Tokenized pre IPO shares emerged as one of the most debated themes at Consensus Hong Kong 2026, where industry leaders clashed over the legal and structural foundations of blockchain based exposure to private companies. The discussion centered on whether creating on chain instruments linked to elite private firms expands investor access or creates regulatory and legal vulnerabilities that could undermine trust in the broader tokenization movement.
Ultan Miller, chief executive of Hecto Finance, presented a vision for what he described as the world’s first tokenized pre IPO company index. The proposed product would offer blockchain based exposure to high valuation private firms that typically remain inaccessible to public investors until a formal listing.
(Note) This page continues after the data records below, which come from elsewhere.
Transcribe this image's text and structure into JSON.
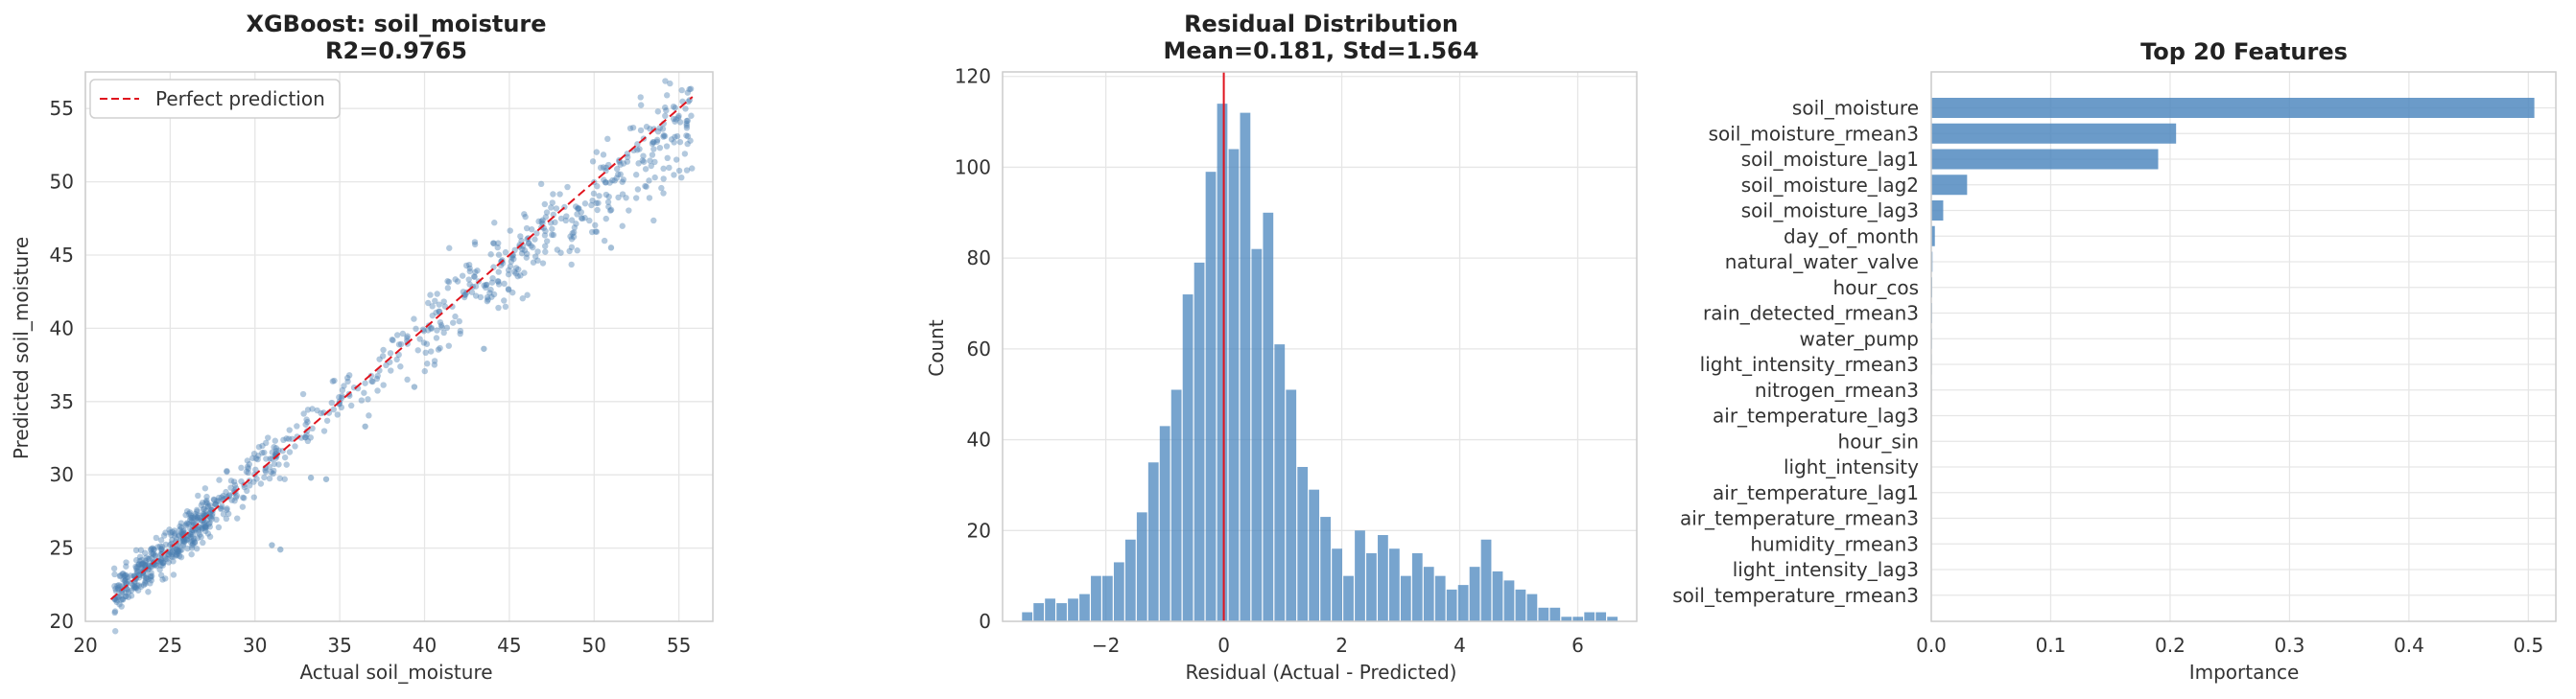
{
  "colors": {
    "point": "#4a7fb0",
    "bar": "#4a85bd",
    "reference_line": "#e0141e",
    "grid": "#e6e6e6",
    "axes_border": "#cccccc"
  },
  "chart_data": [
    {
      "type": "scatter",
      "title": "XGBoost: soil_moisture",
      "subtitle": "R2=0.9765",
      "xlabel": "Actual soil_moisture",
      "ylabel": "Predicted soil_moisture",
      "xlim": [
        20,
        57
      ],
      "ylim": [
        20,
        57.5
      ],
      "xticks": [
        20,
        25,
        30,
        35,
        40,
        45,
        50,
        55
      ],
      "yticks": [
        20,
        25,
        30,
        35,
        40,
        45,
        50,
        55
      ],
      "legend": {
        "position": "top-left",
        "entries": [
          "Perfect prediction"
        ]
      },
      "reference_line": {
        "x": [
          21.5,
          55.8
        ],
        "y": [
          21.5,
          55.8
        ],
        "style": "dashed"
      },
      "clusters": [
        {
          "x_range": [
            21.7,
            27.5
          ],
          "y_center_offset": 0.0,
          "spread": 0.7,
          "count": 360
        },
        {
          "x_range": [
            27.5,
            32.0
          ],
          "y_center_offset": 0.0,
          "spread": 0.8,
          "count": 110
        },
        {
          "x_range": [
            32.0,
            40.0
          ],
          "y_center_offset": -0.1,
          "spread": 0.9,
          "count": 90
        },
        {
          "x_range": [
            40.0,
            48.0
          ],
          "y_center_offset": -0.4,
          "spread": 1.4,
          "count": 180
        },
        {
          "x_range": [
            48.0,
            55.8
          ],
          "y_center_offset": -1.3,
          "spread": 1.7,
          "count": 180
        }
      ],
      "outliers": [
        [
          31.0,
          25.2
        ],
        [
          31.5,
          24.9
        ],
        [
          33.3,
          29.8
        ],
        [
          34.2,
          29.7
        ],
        [
          36.5,
          33.3
        ],
        [
          39.4,
          36.0
        ],
        [
          43.5,
          38.6
        ],
        [
          51.0,
          45.5
        ]
      ],
      "grid": true
    },
    {
      "type": "histogram",
      "title": "Residual Distribution",
      "subtitle": "Mean=0.181, Std=1.564",
      "xlabel": "Residual (Actual - Predicted)",
      "ylabel": "Count",
      "xlim": [
        -3.75,
        7.0
      ],
      "ylim": [
        0,
        121
      ],
      "xticks": [
        -2,
        0,
        2,
        4,
        6
      ],
      "yticks": [
        0,
        20,
        40,
        60,
        80,
        100,
        120
      ],
      "bin_start": -3.42,
      "bin_width": 0.1945,
      "counts": [
        2,
        4,
        5,
        4,
        5,
        6,
        10,
        10,
        13,
        18,
        24,
        35,
        43,
        51,
        72,
        79,
        99,
        114,
        104,
        112,
        82,
        90,
        61,
        51,
        34,
        29,
        23,
        16,
        10,
        20,
        15,
        19,
        16,
        10,
        15,
        12,
        10,
        7,
        8,
        12,
        18,
        11,
        9,
        7,
        6,
        3,
        3,
        1,
        1,
        2,
        2,
        1
      ],
      "vline": 0,
      "grid": true
    },
    {
      "type": "bar",
      "orientation": "horizontal",
      "title": "Top 20 Features",
      "xlabel": "Importance",
      "xlim": [
        0,
        0.523
      ],
      "xticks": [
        0.0,
        0.1,
        0.2,
        0.3,
        0.4,
        0.5
      ],
      "categories": [
        "soil_moisture",
        "soil_moisture_rmean3",
        "soil_moisture_lag1",
        "soil_moisture_lag2",
        "soil_moisture_lag3",
        "day_of_month",
        "natural_water_valve",
        "hour_cos",
        "rain_detected_rmean3",
        "water_pump",
        "light_intensity_rmean3",
        "nitrogen_rmean3",
        "air_temperature_lag3",
        "hour_sin",
        "light_intensity",
        "air_temperature_lag1",
        "air_temperature_rmean3",
        "humidity_rmean3",
        "light_intensity_lag3",
        "soil_temperature_rmean3"
      ],
      "values": [
        0.505,
        0.205,
        0.19,
        0.03,
        0.01,
        0.003,
        0.001,
        0.0008,
        0.0007,
        0.0006,
        0.0005,
        0.0005,
        0.0004,
        0.0004,
        0.0003,
        0.0003,
        0.0003,
        0.0002,
        0.0002,
        0.0002
      ],
      "grid": true
    }
  ]
}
According to Miller, the index is being developed on an institutional grade blockchain network designed to support privacy controls, compliance features and programmable settlement functionality that align with traditional financial standards.
The concept aims to provide diversified exposure through a single token representing a basket of private companies with valuations exceeding one hundred billion dollars. Investors would deposit capital into a vault structure and receive proportional tokens linked to the aggregate performance of the underlying basket. Governance token holders would participate in decisions about index composition, and proceeds from liquidity events such as IPOs could be used to buy back tokens.
Supporters argue that such structures could broaden access to private market growth at a time when companies remain private longer and accumulate substantial value before listing. They see tokenization as a technological bridge connecting traditional securities with blockchain infrastructure, potentially modernizing recordkeeping, settlement and distribution.
However, critics at the conference raised concerns about issuer consent and investor protection. Edwin Mata, chief executive of tokenization platform Brickken, warned that tokenizing company shares or equity linked exposure without direct authorization from the issuing companies could create legal uncertainty. He emphasized that blockchain technology does not alter the legal nature of securities, which remain governed by corporate law and regulatory frameworks.
The debate reflects broader tensions within the digital asset sector. In 2025, a high profile dispute arose when tokenized instruments referencing private companies were launched without formal endorsement from the underlying firms. The episode highlighted confusion around what investors were actually purchasing and whether such tokens represented enforceable equity rights.
Legal experts note that while tokenization can improve efficiency, it does not automatically create liquidity or regulatory clarity. Compliant secondary markets, proper disclosures, clear governance rights and alignment with securities laws remain essential components. Without these safeguards, investors may face uncertainty around voting rights, dividends and transferability.
At Consensus Hong Kong 2026, the exchange of views underscored that tokenized private equity is advancing faster than global regulatory harmonization. As forecasts suggest real world asset tokenization could reach multi trillion dollar scale in the coming years, the sector now faces the challenge of balancing innovation with legal integrity and investor protection.